Army Retiree Files Suit, Claims Leave Was Denied

Team Infidel

Forum Spin Doctor
Baltimore Sun
December 8, 2006
By Melissa Harris, Sun reporter
A Northern Virginia man has sued the Department of Defense in federal court over the way it calculated his leave after he transferred from active duty to a civilian position at the agency.
By Mark Romaneski's count, he's out 240 hours, or 30 days, of leave after the U.S. Army decided to treat the retired colonel in the Judge Advocate General's Corps as if he were new to the agency rather than someone who was hired while finishing his military service.
Romaneski, who is now the chief attorney at the Defense Department's installation management command, is representing himself in the case and said that he estimates that "a couple hundred" people are in a similar position.
Romaneski and other affected employees at Maryland's Aberdeen Proving Ground and Fort Meade have filed complaints about their leave calculations with the U.S. Army, said Doug Dribben, a civilian attorney at Fort Meade, who estimates that the Army owes him 330 hours of leave, or almost $16,000, if paid in a lump sum.
Dribben and Romaneski are asking the Department of Defense to take into account their decades of military service when calculating their leave as civilian employees.
"We want the Defense Department to treat us the same way any other federal agency would have if we had gone to work for them," said Dribben, who said the Pentagon is the only federal employer resisting this action.
Before Sept. 11, 2001, it wasn't possible for someone in Dribben's situation to have his years of military service count toward his leave.
Military retirees were required to wait 180 days - a "cooling off" period - before being hired as civilian employees, truly making them new workers.
But after the attacks, the government needed to launch a considerable recruiting effort, and President Bush issued an executive order eliminating the 180-day wait and enabling the more generous leave calculation.

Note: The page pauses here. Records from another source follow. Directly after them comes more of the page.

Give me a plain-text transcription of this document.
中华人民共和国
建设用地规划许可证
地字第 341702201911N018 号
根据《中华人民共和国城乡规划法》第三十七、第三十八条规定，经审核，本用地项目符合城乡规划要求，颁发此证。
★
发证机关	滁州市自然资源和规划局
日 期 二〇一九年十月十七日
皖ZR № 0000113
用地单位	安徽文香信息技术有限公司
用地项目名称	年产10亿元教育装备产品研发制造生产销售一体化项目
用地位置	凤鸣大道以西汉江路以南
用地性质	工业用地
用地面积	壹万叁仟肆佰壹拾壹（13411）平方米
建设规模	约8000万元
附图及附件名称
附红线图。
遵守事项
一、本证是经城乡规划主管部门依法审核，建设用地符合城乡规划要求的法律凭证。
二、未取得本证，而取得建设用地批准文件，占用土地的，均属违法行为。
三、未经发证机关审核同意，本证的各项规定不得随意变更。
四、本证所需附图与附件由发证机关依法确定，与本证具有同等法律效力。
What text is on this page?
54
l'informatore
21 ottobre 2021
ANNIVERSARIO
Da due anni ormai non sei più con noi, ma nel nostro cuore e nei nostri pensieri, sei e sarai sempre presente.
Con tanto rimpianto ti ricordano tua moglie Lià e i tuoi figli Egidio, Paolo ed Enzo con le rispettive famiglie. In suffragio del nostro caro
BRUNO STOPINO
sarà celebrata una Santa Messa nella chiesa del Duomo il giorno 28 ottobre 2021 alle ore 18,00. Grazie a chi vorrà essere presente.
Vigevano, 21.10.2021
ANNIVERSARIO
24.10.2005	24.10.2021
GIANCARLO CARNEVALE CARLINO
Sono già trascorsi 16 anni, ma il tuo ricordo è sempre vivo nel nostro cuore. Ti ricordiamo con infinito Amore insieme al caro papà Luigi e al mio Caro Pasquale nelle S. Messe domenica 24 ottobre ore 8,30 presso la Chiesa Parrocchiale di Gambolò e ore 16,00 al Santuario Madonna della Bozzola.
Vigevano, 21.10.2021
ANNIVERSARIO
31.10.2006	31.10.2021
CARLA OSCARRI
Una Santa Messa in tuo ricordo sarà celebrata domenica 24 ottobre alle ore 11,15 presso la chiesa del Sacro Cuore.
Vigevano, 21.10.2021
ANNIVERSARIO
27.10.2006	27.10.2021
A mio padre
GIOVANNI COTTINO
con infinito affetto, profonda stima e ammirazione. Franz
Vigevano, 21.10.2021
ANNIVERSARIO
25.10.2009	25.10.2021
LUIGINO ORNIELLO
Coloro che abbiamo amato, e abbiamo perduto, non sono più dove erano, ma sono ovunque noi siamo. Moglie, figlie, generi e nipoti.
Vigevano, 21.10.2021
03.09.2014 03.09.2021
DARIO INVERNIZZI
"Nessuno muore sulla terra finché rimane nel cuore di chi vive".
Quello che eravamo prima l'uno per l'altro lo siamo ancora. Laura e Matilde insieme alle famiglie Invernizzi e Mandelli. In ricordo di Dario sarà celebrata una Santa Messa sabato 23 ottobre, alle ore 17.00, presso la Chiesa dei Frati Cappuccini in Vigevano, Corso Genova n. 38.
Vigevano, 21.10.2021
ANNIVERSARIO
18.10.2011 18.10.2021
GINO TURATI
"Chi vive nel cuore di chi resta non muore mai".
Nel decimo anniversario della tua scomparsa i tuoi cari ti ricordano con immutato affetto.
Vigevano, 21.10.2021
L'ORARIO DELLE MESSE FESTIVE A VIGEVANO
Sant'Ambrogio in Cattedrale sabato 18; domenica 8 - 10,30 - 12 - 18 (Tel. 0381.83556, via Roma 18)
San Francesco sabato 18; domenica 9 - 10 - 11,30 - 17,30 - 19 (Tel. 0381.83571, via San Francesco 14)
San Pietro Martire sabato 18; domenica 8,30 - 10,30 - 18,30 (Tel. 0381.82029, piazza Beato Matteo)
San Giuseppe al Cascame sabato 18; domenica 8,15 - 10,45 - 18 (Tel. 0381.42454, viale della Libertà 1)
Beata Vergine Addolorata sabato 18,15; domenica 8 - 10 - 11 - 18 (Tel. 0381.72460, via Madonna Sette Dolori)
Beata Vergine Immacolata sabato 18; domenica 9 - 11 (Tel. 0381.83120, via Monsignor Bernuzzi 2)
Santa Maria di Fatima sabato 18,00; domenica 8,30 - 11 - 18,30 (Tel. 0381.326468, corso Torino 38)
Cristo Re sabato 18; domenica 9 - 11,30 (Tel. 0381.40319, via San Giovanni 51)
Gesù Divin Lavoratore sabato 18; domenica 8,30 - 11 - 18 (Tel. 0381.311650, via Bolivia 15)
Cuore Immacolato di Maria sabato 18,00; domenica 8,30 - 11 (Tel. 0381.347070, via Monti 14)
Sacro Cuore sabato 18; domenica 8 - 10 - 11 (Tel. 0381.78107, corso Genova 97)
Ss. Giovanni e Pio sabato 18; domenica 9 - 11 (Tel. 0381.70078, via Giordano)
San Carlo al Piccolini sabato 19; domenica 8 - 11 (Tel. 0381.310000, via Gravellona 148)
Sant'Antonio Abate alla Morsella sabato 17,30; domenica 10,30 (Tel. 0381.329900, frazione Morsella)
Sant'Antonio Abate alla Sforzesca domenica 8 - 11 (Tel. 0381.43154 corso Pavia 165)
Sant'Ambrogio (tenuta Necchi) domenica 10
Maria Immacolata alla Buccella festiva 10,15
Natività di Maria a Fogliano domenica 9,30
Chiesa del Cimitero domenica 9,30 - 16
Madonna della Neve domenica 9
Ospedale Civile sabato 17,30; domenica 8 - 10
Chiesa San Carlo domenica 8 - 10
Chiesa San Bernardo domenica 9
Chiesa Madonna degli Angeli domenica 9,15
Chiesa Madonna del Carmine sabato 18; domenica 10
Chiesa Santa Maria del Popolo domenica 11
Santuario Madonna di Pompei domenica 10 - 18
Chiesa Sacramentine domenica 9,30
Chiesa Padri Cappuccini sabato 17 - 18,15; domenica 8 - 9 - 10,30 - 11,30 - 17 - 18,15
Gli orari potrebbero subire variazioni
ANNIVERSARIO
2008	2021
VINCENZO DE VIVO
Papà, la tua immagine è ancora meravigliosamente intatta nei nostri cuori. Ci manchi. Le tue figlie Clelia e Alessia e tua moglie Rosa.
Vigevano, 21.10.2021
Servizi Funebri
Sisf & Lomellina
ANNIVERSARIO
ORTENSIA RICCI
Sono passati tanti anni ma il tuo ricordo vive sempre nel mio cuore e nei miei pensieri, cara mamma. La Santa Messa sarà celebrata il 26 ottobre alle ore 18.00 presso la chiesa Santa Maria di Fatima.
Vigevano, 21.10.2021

Dribben and Romaneski were hired while on terminal leave from the military, the final weeks of leave before being discharged. It's designed to give soldiers time to look for jobs and shift their families into civilian life.
There is some precedent for Romaneski's lawsuit. In January, the Office of Personnel Management ruled that a civilian Air Force attorney in a similar situation was entitled to the additional leave.
According to Department of Defense e-mails provided to The Sun, the Army disagreed with the OPM's ruling and has asked the Department of Justice to review it. A Nov. 21 e-mail from the Army's civilian personnel department states that Dribben's leave will be calculated based on the Department of Justice's decision.
A spokesman for the OPM referred questions to the Justice Department, and the Department of Defense did not respond to a request from The Sun.
Although the post-Sept. 11 rules were in place when Dribben and Romaneski became civilians, this year Congress changed the leave rules to match the Defense Department's stricter guidelines.
That means that although Dribben and Romaneski might win hundreds more hours of leave through litigation or a favorable decision from the Department of Justice, people hired as civilians after Oct. 27 will not.
The change was outlined in one sentence in the behemoth, $532.8 billion defense spending bill President Bush signed in October.
A hearing date for Romaneski's case in U.S. District Court has not been set.